Following the completion of his training in psychology, tonight’s honoree served as an assistant professor of psychology and director of the Counseling Center at Clarke College before moving to Loras College, where he rose to be an associate professor of psychology and education and Vice President for Student Development and Dean of Students. His résumé in the field of psychology highlights his chairmanship of the Iowa Board of Psychology from 1984 through 1990 and again in 2008 and his service as vice president and president of the Federation of Associations of Regulatory Boards and the Association of State and Provincial Psychology Boards. In 1995, our honoree served as the general secretary of the First International Conference on Licensure, Certification, and Credentialing of Psychologists in New Orleans. Named a fellow of the Association of State and Provincial Psychology Boards in 1993, he received the Association’s Morton Berger Award in 1996.

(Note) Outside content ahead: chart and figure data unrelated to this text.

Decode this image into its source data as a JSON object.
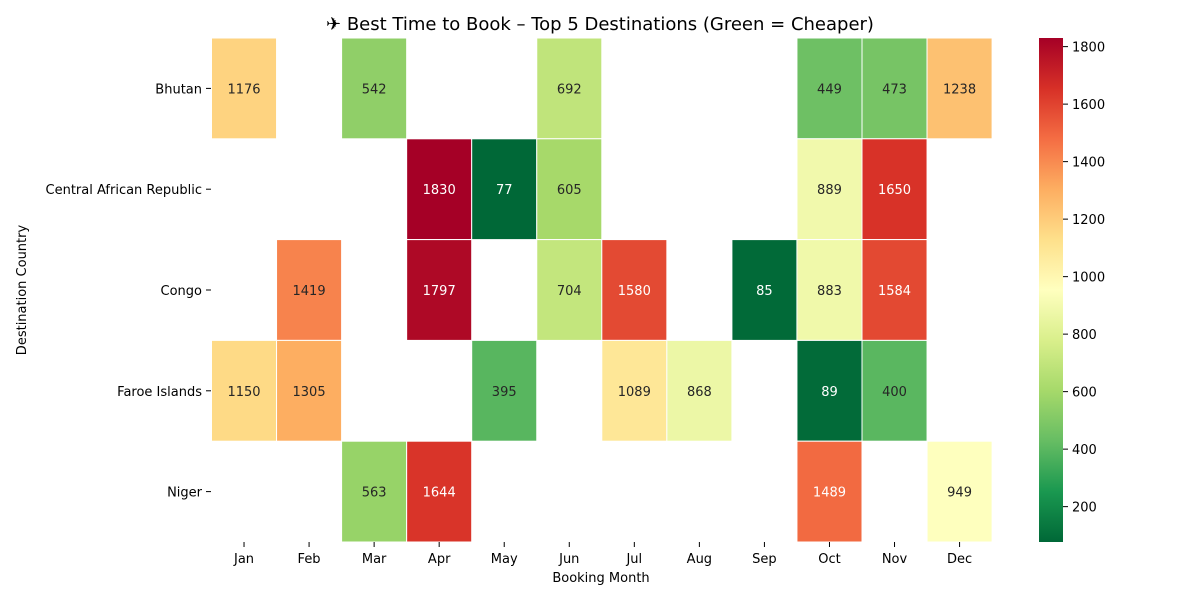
{
  "chart_data": {
    "type": "heatmap",
    "title": "✈ Best Time to Book – Top 5 Destinations (Green = Cheaper)",
    "xlabel": "Booking Month",
    "ylabel": "Destination Country",
    "x": [
      "Jan",
      "Feb",
      "Mar",
      "Apr",
      "May",
      "Jun",
      "Jul",
      "Aug",
      "Sep",
      "Oct",
      "Nov",
      "Dec"
    ],
    "y": [
      "Bhutan",
      "Central African Republic",
      "Congo",
      "Faroe Islands",
      "Niger"
    ],
    "values": [
      [
        1176,
        null,
        542,
        null,
        null,
        692,
        null,
        null,
        null,
        449,
        473,
        1238
      ],
      [
        null,
        null,
        null,
        1830,
        77,
        605,
        null,
        null,
        null,
        889,
        1650,
        null
      ],
      [
        null,
        1419,
        null,
        1797,
        null,
        704,
        1580,
        null,
        85,
        883,
        1584,
        null
      ],
      [
        1150,
        1305,
        null,
        null,
        395,
        null,
        1089,
        868,
        null,
        89,
        400,
        null
      ],
      [
        null,
        null,
        563,
        1644,
        null,
        null,
        null,
        null,
        null,
        1489,
        null,
        949
      ]
    ],
    "colormap": "RdYlGn_r",
    "vmin": 77,
    "vmax": 1830,
    "colorbar_ticks": [
      200,
      400,
      600,
      800,
      1000,
      1200,
      1400,
      1600,
      1800
    ],
    "annotated": true
  }
}
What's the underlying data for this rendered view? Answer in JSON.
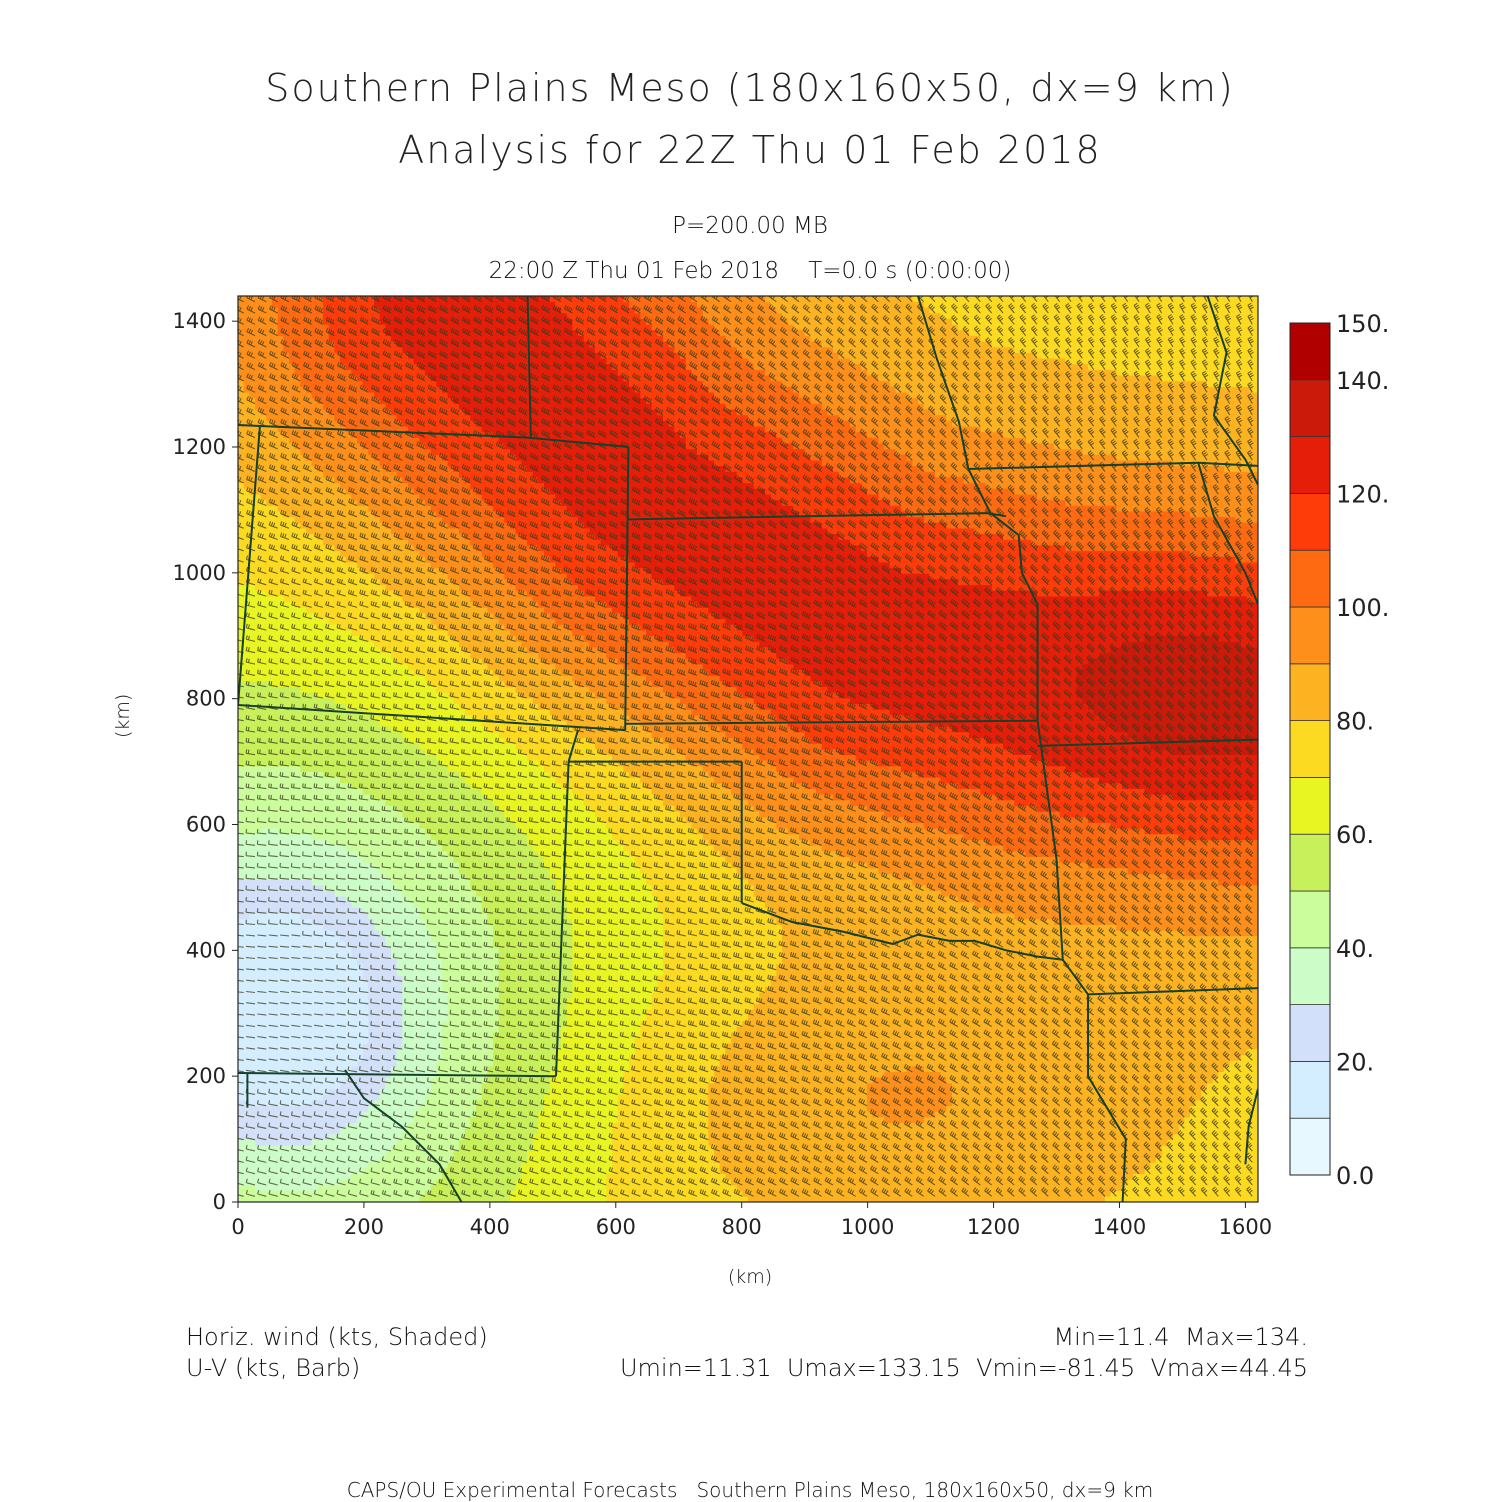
{
  "chart_data": {
    "type": "heatmap",
    "title": "Southern Plains Meso (180x160x50, dx=9 km)",
    "subtitle": "Analysis for 22Z Thu 01 Feb 2018",
    "level_label": "P=200.00 MB",
    "time_label": "22:00 Z Thu 01 Feb 2018    T=0.0 s (0:00:00)",
    "xlabel": "(km)",
    "ylabel": "(km)",
    "xlim": [
      0,
      1620
    ],
    "ylim": [
      0,
      1440
    ],
    "x_ticks": [
      0,
      200,
      400,
      600,
      800,
      1000,
      1200,
      1400,
      1600
    ],
    "y_ticks": [
      0,
      200,
      400,
      600,
      800,
      1000,
      1200,
      1400
    ],
    "colorbar": {
      "levels": [
        0,
        10,
        20,
        30,
        40,
        50,
        60,
        70,
        80,
        90,
        100,
        110,
        120,
        130,
        140,
        150
      ],
      "labels": [
        "0.0",
        "20.",
        "40.",
        "60.",
        "80.",
        "100.",
        "120.",
        "140.",
        "150."
      ],
      "label_values": [
        0,
        20,
        40,
        60,
        80,
        100,
        120,
        140,
        150
      ],
      "colors": [
        "#e8f8ff",
        "#d4eeff",
        "#d2e0fa",
        "#ccfcc8",
        "#ccfd9c",
        "#c7f05a",
        "#e8f523",
        "#fdda22",
        "#fdb222",
        "#fd8f1a",
        "#fd6a12",
        "#fd3c0a",
        "#e51e0a",
        "#cc1a0a",
        "#b00000"
      ]
    },
    "field": {
      "name": "Horiz. wind",
      "units": "kts",
      "jet_axis_km": [
        [
          330,
          1440
        ],
        [
          650,
          1110
        ],
        [
          1000,
          900
        ],
        [
          1300,
          830
        ],
        [
          1620,
          790
        ]
      ],
      "jet_core_kts": 134,
      "background_kts": 75,
      "south_max_km": [
        1020,
        160
      ],
      "south_max_kts": 92,
      "calm_center_km": [
        60,
        300
      ],
      "calm_center_kts": 15
    },
    "annotations": {
      "left_1": "Horiz. wind (kts, Shaded)",
      "left_2": "U-V (kts, Barb)",
      "right_1": "Min=11.4  Max=134.",
      "right_2": "Umin=11.31  Umax=133.15  Vmin=-81.45  Vmax=44.45"
    },
    "footer": "CAPS/OU Experimental Forecasts   Southern Plains Meso, 180x160x50, dx=9 km",
    "boundary_color": "#16402a",
    "barb_color": "#3a3a1e"
  }
}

Taking the Divine Master at his word to place his talents at the service of the Church, the recipient of this year’s Role of Law Award started his studies for the JCL at the Catholic University of America in 1994. He sat directly behind me in class during the two summers we studied together. In fact, our honoree was the first person I ever heard use the term 1095—as if he knew what he was talking about. Come to find out, he did!
Graduating from CUA in 1998 with a licentiate in canon law, our colleague has served this Society as the chair of the Marriage Research Committee, on the Board of Governors as secretary and consultor, and on tribunal review teams. He has used his education, training, and experience in psychology in numerous presentations at national and regional canon law meetings; as an advocate, promoter of justice, and judge in penal cases; and as a peritus, assessor, and judge in marriage cases. His publications in both psychology and canon law are numerous.
In 1979, tonight’s honoree was ordained as a permanent deacon for the Archdiocese of Dubuque. Since then, he has served as the assistant director and director of the Office of the Permanent Diaconate in Dubuque. At the national level, he has served as the treasurer and secretary of the National Association of Diaconate Directors.
For the first time, the Role of Law Award is presented to a permanent deacon—and a most worthy one at that. Please join me in congratulating Deacon Gerald Jorgensen.